The story unfolds slowly but as Thomas grows older he becomes increasingly aware of the shifting dynamics between the adults holidaying in cabins alongside him and his parents in ‘paradise’. Some details remain the same from one summer to the next – his games with his friend Renée, midsummer parties, picking bilberries, fishing, having his birthday by the shore –

…it is Renée Angel who has the untidiest hair, the orangest jersey and the spittiest mouth already that summer. Spit-shiny. You know what that means when you see Renée.

But it’s through the changes to those staying in paradise that the story progresses – families come and go, friendships are made and broken.

I enjoyed this story for the quiet and deeply comforting reflections on having summer holidays in the same place every year. Although the reader is left to extrapolate what is happening with the adults for the majority of the book, the last few chapters bring Thomas’s summers to a surprising (and sad) conclusion.

…they had gone round the shops pushing a trolley, getting ready for the summer season and thinking it was possible to buy the roar of the sea and happy laughter on the shore, glowing skin, cool evenings and hot days…

Fagerholm’s style is not going to be for everyone but I did love how she shifted Thomas’s attitude toward his parents in the tiniest of increments. To begin, Thomas attributes his beautiful mother with mystical qualities (she’s a mermaid, he tells everyone) – It had been a kind of competition. You wanted to impress each other with your mothers. But as the years go by, Thomas’s awareness of his mother as an individual grows, and the teen scorn creeps in.

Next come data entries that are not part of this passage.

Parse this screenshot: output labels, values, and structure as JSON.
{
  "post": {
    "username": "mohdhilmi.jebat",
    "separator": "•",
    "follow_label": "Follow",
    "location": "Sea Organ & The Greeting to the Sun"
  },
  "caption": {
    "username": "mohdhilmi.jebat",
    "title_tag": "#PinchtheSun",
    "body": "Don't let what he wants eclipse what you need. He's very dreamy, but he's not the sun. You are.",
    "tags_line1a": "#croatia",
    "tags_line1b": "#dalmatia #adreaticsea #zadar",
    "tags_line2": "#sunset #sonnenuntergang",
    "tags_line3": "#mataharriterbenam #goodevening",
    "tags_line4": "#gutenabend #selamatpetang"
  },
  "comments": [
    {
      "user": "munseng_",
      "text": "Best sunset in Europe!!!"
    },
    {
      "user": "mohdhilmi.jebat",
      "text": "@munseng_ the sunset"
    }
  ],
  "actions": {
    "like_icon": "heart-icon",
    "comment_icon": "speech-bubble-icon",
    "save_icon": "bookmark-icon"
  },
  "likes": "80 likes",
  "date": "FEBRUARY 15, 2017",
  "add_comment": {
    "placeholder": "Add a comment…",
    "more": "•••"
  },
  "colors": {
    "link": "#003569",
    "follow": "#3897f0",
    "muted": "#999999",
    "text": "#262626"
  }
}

The topic of this book – summer, the beach, lazy days – belies the fact that it’s a story that requires close reading. It may be the writing style or that it is told from a child’s point-of-view, but either way attention is needed to interpret exactly what is going on between the adults in Thomas’s summer paradise.

3/5 Unusual.

Bella makes a bilberry pie. Thomas eats several slices. That night he establishes that he is allergic to bilberries.

 

5 responses

    • It’s from his perspective and done well. Not a lot happens for the majority of the book but that’s consistent with a child’s interpretation of what’s going on around them (and hence why you have to read carefully).

      Interestingly, the author lives in a Swedish-speaking part of Finland – I never knew there was such a place (or one that is recognised as such).

  1. I can see how this resonates with your own summer holidays. I was singularly unobservant as a child, barely aware that there were adults around me let alone what they might be doing.